One strong business plan coming out of Cal State Long Beach has taken a major step toward realization.

The startup Proto-Lin Violins, which is looking to break down barriers of entry for music by making a cheaper way to manufacture and repair violins, won the 12th Sunstone Innovation Challenge last week.

The campus-wide business plan competition seeks to reward concrete and innovative ideas from young entrepreneurs that have been developed over a six-month period.

As the first-place finisher, Proto-Lin Violins won $15,000 and access to business support, including office space and accounting and tax services for a year courtesy of in-kind partners like Keesal Young and Logan, Windes, and Fulwinder and Patton LLP.

Proto-Lin Violins hopes to make the manufacture and repair process of violins more efficient through an injection-mold design that makes replacing broken pieces of the instrument possible. Team representative Ryon Adams brought a 3D prototype to demonstrate at the final pitch challenge on Thursday, April 21.

But the winning startup wasn’t the only team to walk away with a leg up.

Second place winner, The NIL Collective, received $10,000. The business seeks to serve as a marketing agency that will help female athletes take advantage of the new Name, Image, and Likeness rules in collegiate athletics.

And two other finalists—the financial literacy app Unstockable and PAVANAS, which is a concept centered around saving energy with custom designed and engineered tape—took home $5,000 each.

The annual competition, which is the result of a partnership between CSULB’s Institute of Innovation and Entrepreneurship (IIE) and the investment firm Sunstone Management, is a months-long process that oversees the development of the teams’ ideas.

This year, 23 teams submitted letters of intent to enter the competition. Those letters described an initial business idea, and the IIE then worked to pair participants with one of 43 mentors coming from both within and outside of the college.

“The first thing [we do] is to assign them an industry-specific mentor, somebody that can help them understand what the challenges are that they’re going to face,” IIE Director Wade Martin said. “The role of the mentor is to bring that lived experience about running a business starting up.”

Teams are required to be in contact with their mentor at least three times during the challenge, with at least one of those meetings being a review of the first business plan for the challenge. The business plan is the crux of the process, outlining the details of each level of planning and operation, from identifying the value of the startup to detailing the cost and revenue structure of the business.

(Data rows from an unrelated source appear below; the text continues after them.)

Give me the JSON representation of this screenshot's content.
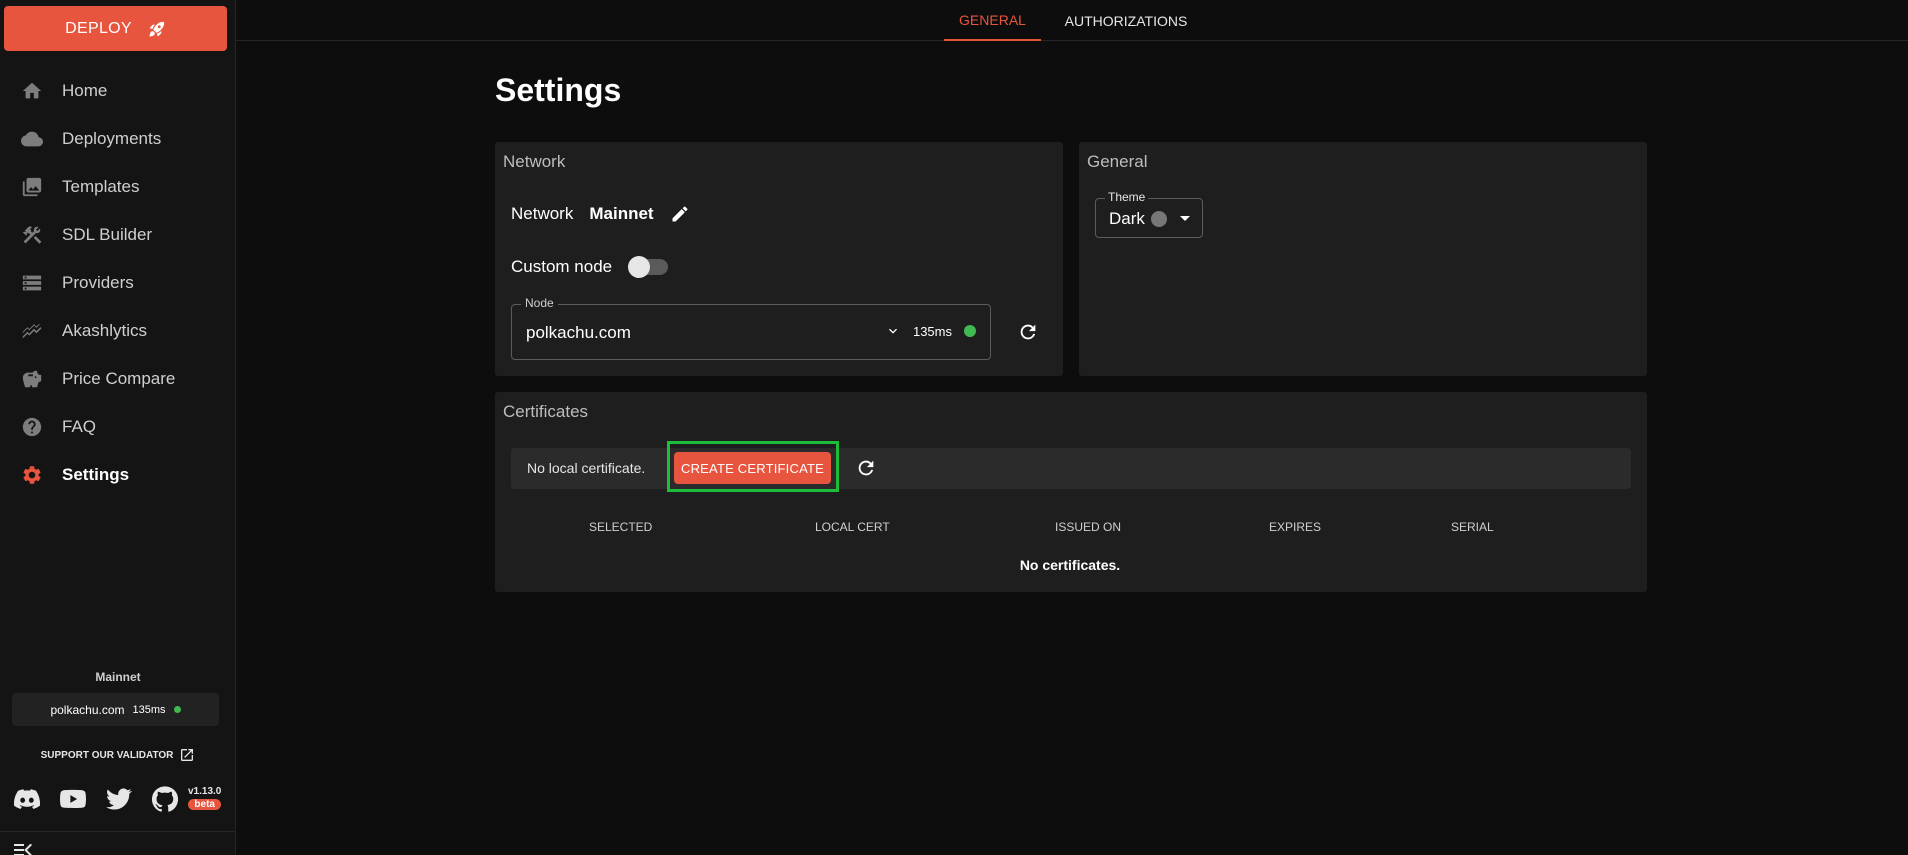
{
  "sidebar": {
    "deploy_label": "DEPLOY",
    "nav": [
      {
        "label": "Home",
        "icon": "home-icon"
      },
      {
        "label": "Deployments",
        "icon": "cloud-icon"
      },
      {
        "label": "Templates",
        "icon": "collections-icon"
      },
      {
        "label": "SDL Builder",
        "icon": "build-tools-icon"
      },
      {
        "label": "Providers",
        "icon": "storage-icon"
      },
      {
        "label": "Akashlytics",
        "icon": "analytics-icon"
      },
      {
        "label": "Price Compare",
        "icon": "piggy-bank-icon"
      },
      {
        "label": "FAQ",
        "icon": "help-icon"
      },
      {
        "label": "Settings",
        "icon": "gear-icon"
      }
    ],
    "network": "Mainnet",
    "node": "polkachu.com",
    "latency": "135ms",
    "support": "SUPPORT OUR VALIDATOR",
    "version": "v1.13.0",
    "beta": "beta"
  },
  "tabs": [
    "GENERAL",
    "AUTHORIZATIONS"
  ],
  "page_title": "Settings",
  "network_card": {
    "title": "Network",
    "network_label": "Network",
    "network_value": "Mainnet",
    "custom_node_label": "Custom node",
    "node_legend": "Node",
    "node_value": "polkachu.com",
    "latency": "135ms"
  },
  "general_card": {
    "title": "General",
    "theme_legend": "Theme",
    "theme_value": "Dark"
  },
  "certificates_card": {
    "title": "Certificates",
    "no_local": "No local certificate.",
    "create_label": "CREATE CERTIFICATE",
    "columns": [
      "SELECTED",
      "LOCAL CERT",
      "ISSUED ON",
      "EXPIRES",
      "SERIAL"
    ],
    "empty": "No certificates."
  },
  "colors": {
    "accent": "#e8553e",
    "status_ok": "#3fb950",
    "highlight": "#1bbd3a"
  }
}
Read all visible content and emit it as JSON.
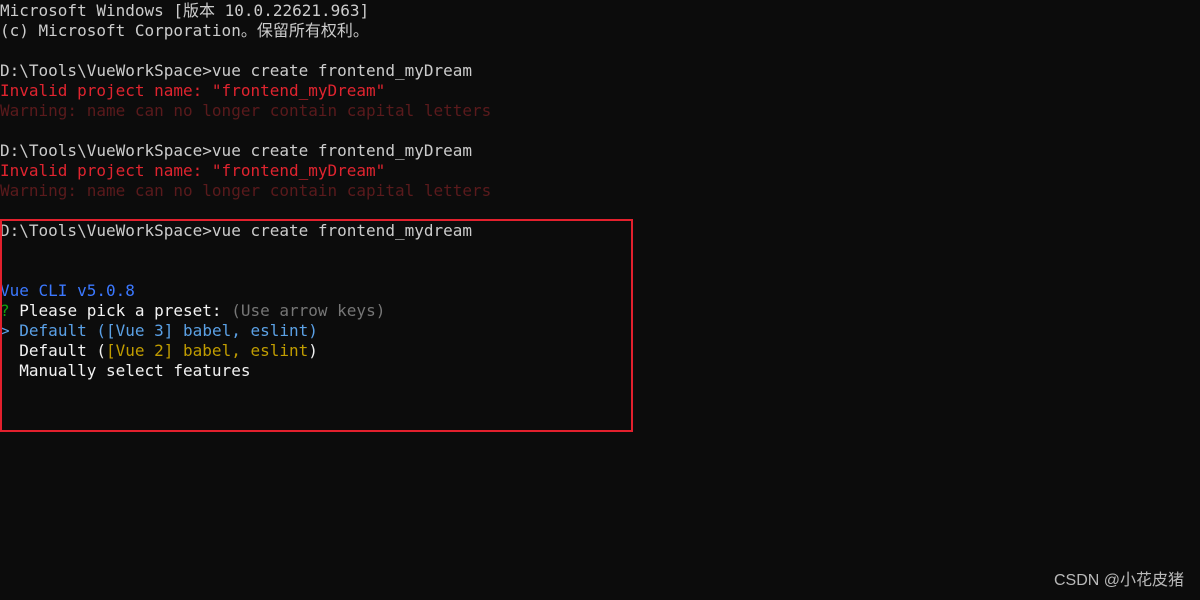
{
  "header": {
    "line1": "Microsoft Windows [版本 10.0.22621.963]",
    "line2": "(c) Microsoft Corporation。保留所有权利。"
  },
  "attempt1": {
    "prompt": "D:\\Tools\\VueWorkSpace>",
    "command": "vue create frontend_myDream",
    "error_label": "Invalid project name: ",
    "error_value": "\"frontend_myDream\"",
    "warning": "Warning: name can no longer contain capital letters"
  },
  "attempt2": {
    "prompt": "D:\\Tools\\VueWorkSpace>",
    "command": "vue create frontend_myDream",
    "error_label": "Invalid project name: ",
    "error_value": "\"frontend_myDream\"",
    "warning": "Warning: name can no longer contain capital letters"
  },
  "attempt3": {
    "prompt": "D:\\Tools\\VueWorkSpace>",
    "command": "vue create frontend_mydream"
  },
  "cli": {
    "version": "Vue CLI v5.0.8",
    "question_mark": "?",
    "question": " Please pick a preset: ",
    "hint": "(Use arrow keys)",
    "pointer": ">",
    "options": [
      {
        "name": "Default",
        "open": " (",
        "bracket": "[Vue 3] babel, eslint",
        "close": ")"
      },
      {
        "name": "Default",
        "open": " (",
        "bracket": "[Vue 2] babel, eslint",
        "close": ")"
      },
      {
        "name": "Manually select features"
      }
    ]
  },
  "watermark": "CSDN @小花皮猪",
  "colors": {
    "background": "#0c0c0c",
    "text": "#cccccc",
    "error": "#e0242f",
    "highlight_box": "#e3202d",
    "cli_blue": "#3b78ff"
  }
}
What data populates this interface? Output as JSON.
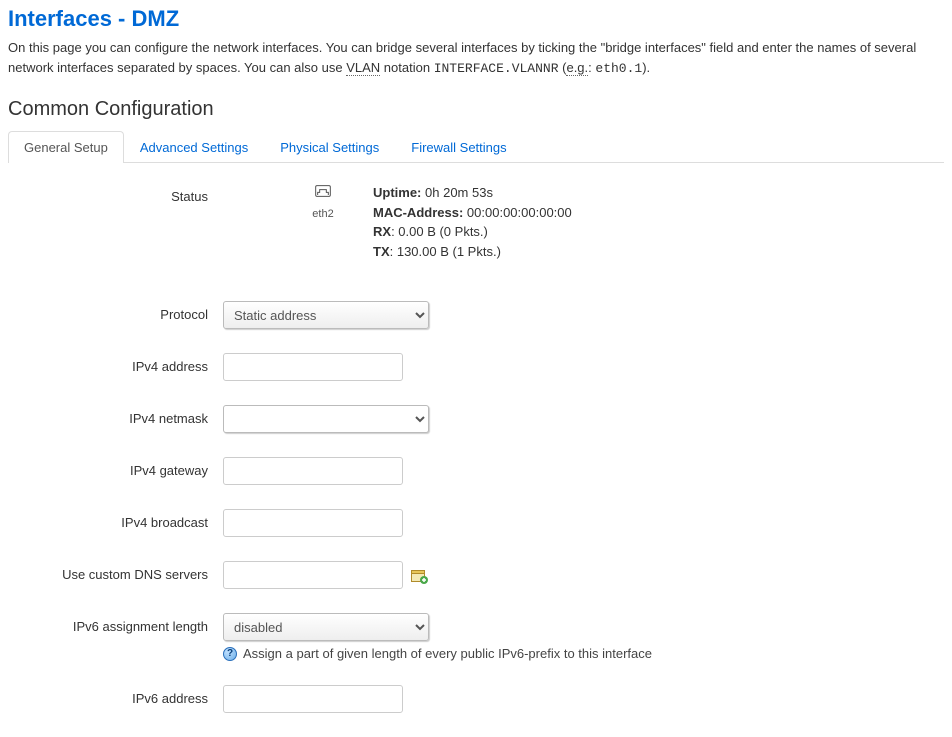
{
  "page": {
    "title": "Interfaces - DMZ",
    "description_pre": "On this page you can configure the network interfaces. You can bridge several interfaces by ticking the \"bridge interfaces\" field and enter the names of several network interfaces separated by spaces. You can also use ",
    "vlan_term": "VLAN",
    "description_mid": " notation ",
    "notation": "INTERFACE.VLANNR",
    "description_eg_open": " (",
    "eg_label": "e.g.",
    "description_eg_colon": ": ",
    "eg_value": "eth0.1",
    "description_close": ")."
  },
  "section": {
    "title": "Common Configuration",
    "tabs": [
      "General Setup",
      "Advanced Settings",
      "Physical Settings",
      "Firewall Settings"
    ]
  },
  "status": {
    "label": "Status",
    "if_name": "eth2",
    "uptime_label": "Uptime:",
    "uptime_value": "0h 20m 53s",
    "mac_label": "MAC-Address:",
    "mac_value": "00:00:00:00:00:00",
    "rx_label": "RX",
    "rx_value": ": 0.00 B (0 Pkts.)",
    "tx_label": "TX",
    "tx_value": ": 130.00 B (1 Pkts.)"
  },
  "fields": {
    "protocol": {
      "label": "Protocol",
      "value": "Static address"
    },
    "ipv4_address": {
      "label": "IPv4 address"
    },
    "ipv4_netmask": {
      "label": "IPv4 netmask",
      "value": ""
    },
    "ipv4_gateway": {
      "label": "IPv4 gateway"
    },
    "ipv4_broadcast": {
      "label": "IPv4 broadcast"
    },
    "dns": {
      "label": "Use custom DNS servers"
    },
    "ipv6_assign": {
      "label": "IPv6 assignment length",
      "value": "disabled",
      "hint": "Assign a part of given length of every public IPv6-prefix to this interface"
    },
    "ipv6_address": {
      "label": "IPv6 address"
    }
  }
}
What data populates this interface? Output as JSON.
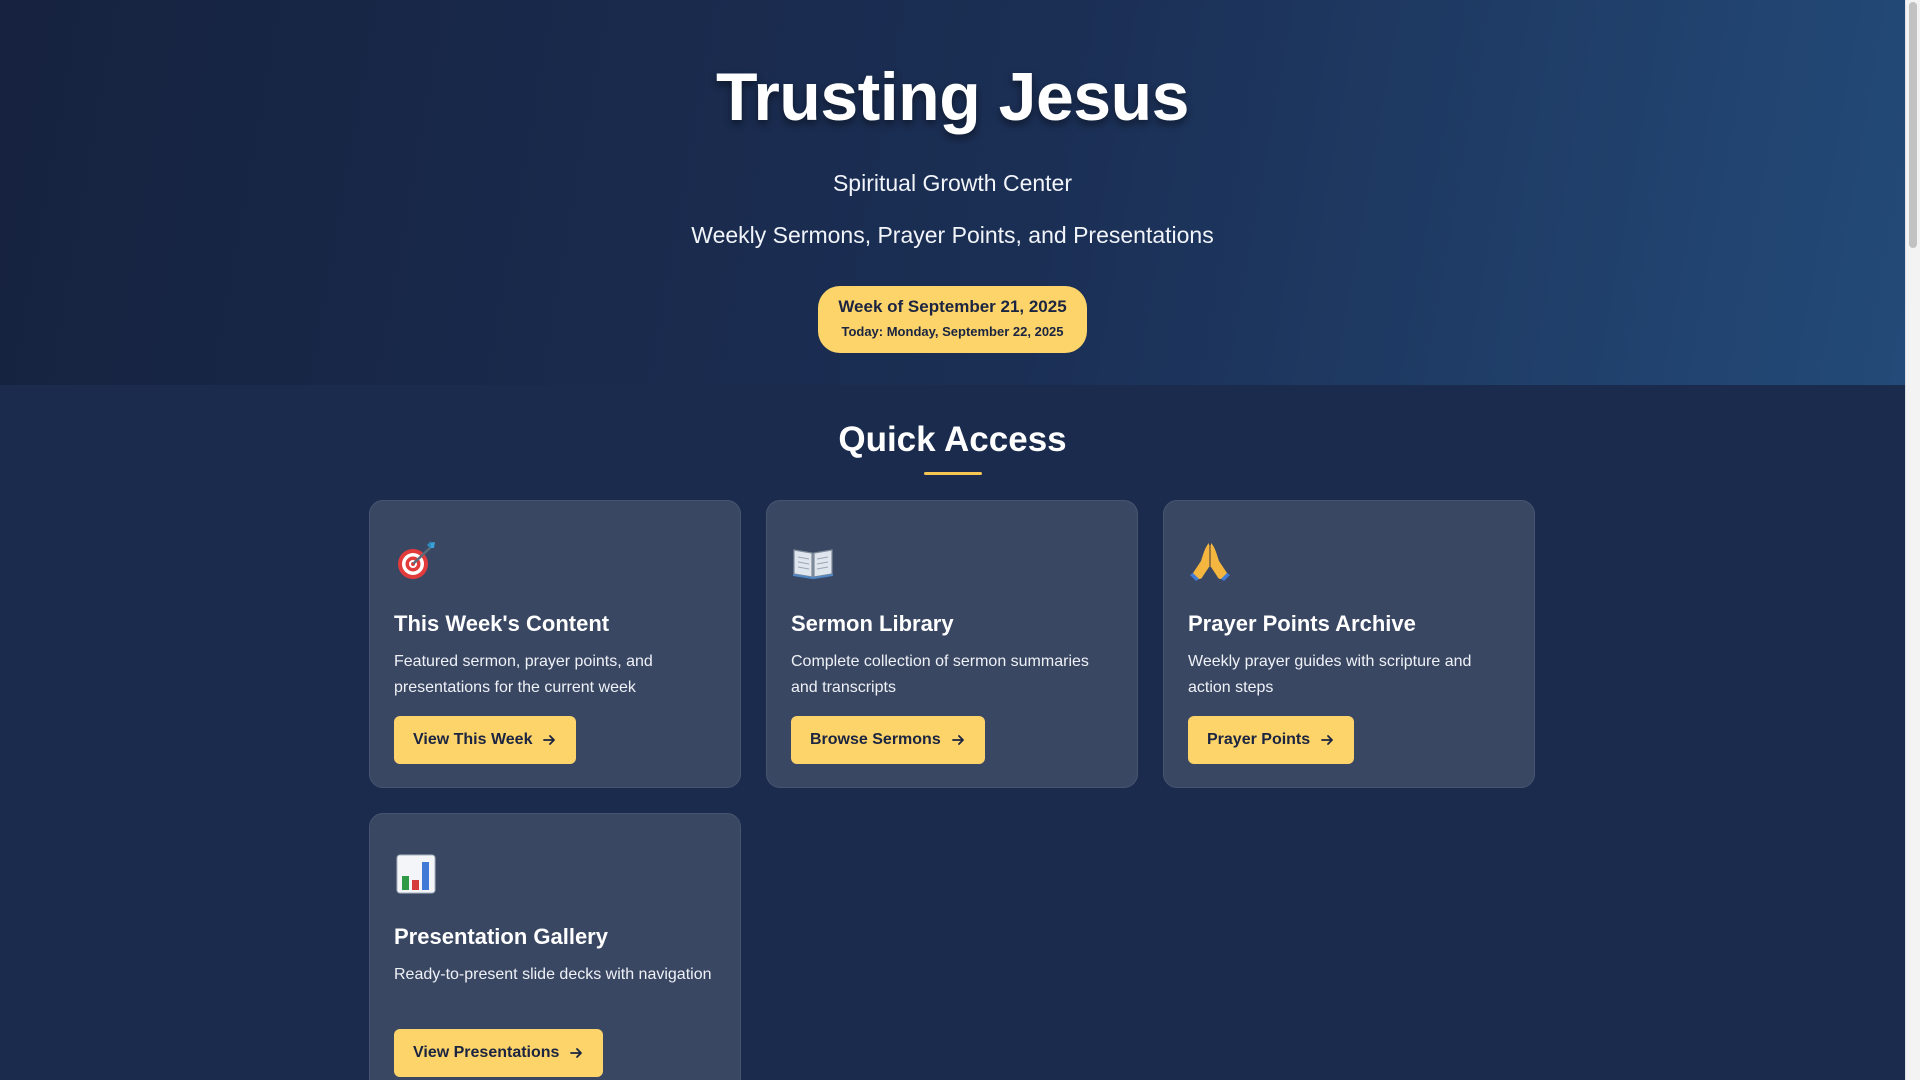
{
  "hero": {
    "title": "Trusting Jesus",
    "subtitle": "Spiritual Growth Center",
    "tagline": "Weekly Sermons, Prayer Points, and Presentations",
    "week_label": "Week of September 21, 2025",
    "today_label": "Today: Monday, September 22, 2025"
  },
  "quick_access": {
    "title": "Quick Access",
    "cards": [
      {
        "icon": "target-icon",
        "title": "This Week's Content",
        "description": "Featured sermon, prayer points, and presentations for the current week",
        "button": "View This Week"
      },
      {
        "icon": "open-book-icon",
        "title": "Sermon Library",
        "description": "Complete collection of sermon summaries and transcripts",
        "button": "Browse Sermons"
      },
      {
        "icon": "praying-hands-icon",
        "title": "Prayer Points Archive",
        "description": "Weekly prayer guides with scripture and action steps",
        "button": "Prayer Points"
      },
      {
        "icon": "bar-chart-icon",
        "title": "Presentation Gallery",
        "description": "Ready-to-present slide decks with navigation",
        "button": "View Presentations"
      }
    ]
  },
  "colors": {
    "accent": "#fcd46a",
    "card_background": "#3a4763",
    "page_background": "#1b2b4d"
  }
}
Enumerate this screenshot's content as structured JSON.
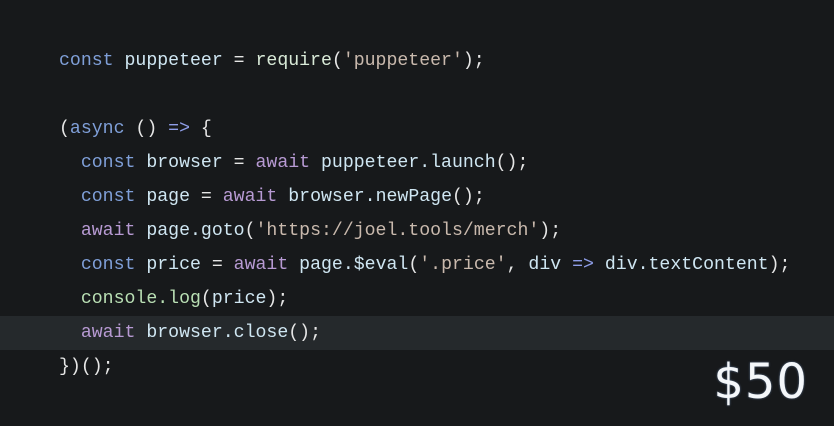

Is the team covering all the dimensions that a business needs? Did the team members look at the market that they’re trying to enter? Do they understand who their competitors are? These are all questions that Martin said are considered when judges look at the business plans, using a rubric provided by CSULB to determine who is in the best position to get started with bringing an idea to life.

After the fine-tuned business plans were submitted, eight semifinalists were selected to participate in an initial pitch contest on March 10.

The semifinalists were then given a chance to solicit feedback from a set of judges before submitting a revised business plan a week later. Those judges, who are industry experts from a variety of fields, also helped narrow the field to its final stage.

The four finalists were announced at the beginning of April for the final pitch contest held Thursday, where three new judges determined the winner.

The four finalists, though, will also have an opportunity to participate in a larger event that serves as the culmination of the challenge: the Startup Launch Competition, which includes 23 campuses across Southern California on May 6. The inaugural event will be held at Cal State Long Beach but will rotate to another of the 23 campuses yearly.

For Sunstone, which provided the prize money, getting involved in the community is a crucial part of the team’s mission. Sunstone CEO John Keisler said the firm will be sponsoring both the Challenge and Launch Competition for at least the next five years, and hopes to continue the investment for “decades.”

“The research and development that occurs at our CSU and UCs,” Keisler said, “really funds the transformation and the innovation of our economy here in California.”

Christian May-Suzuki is a reporter at the Long Beach Business Journal.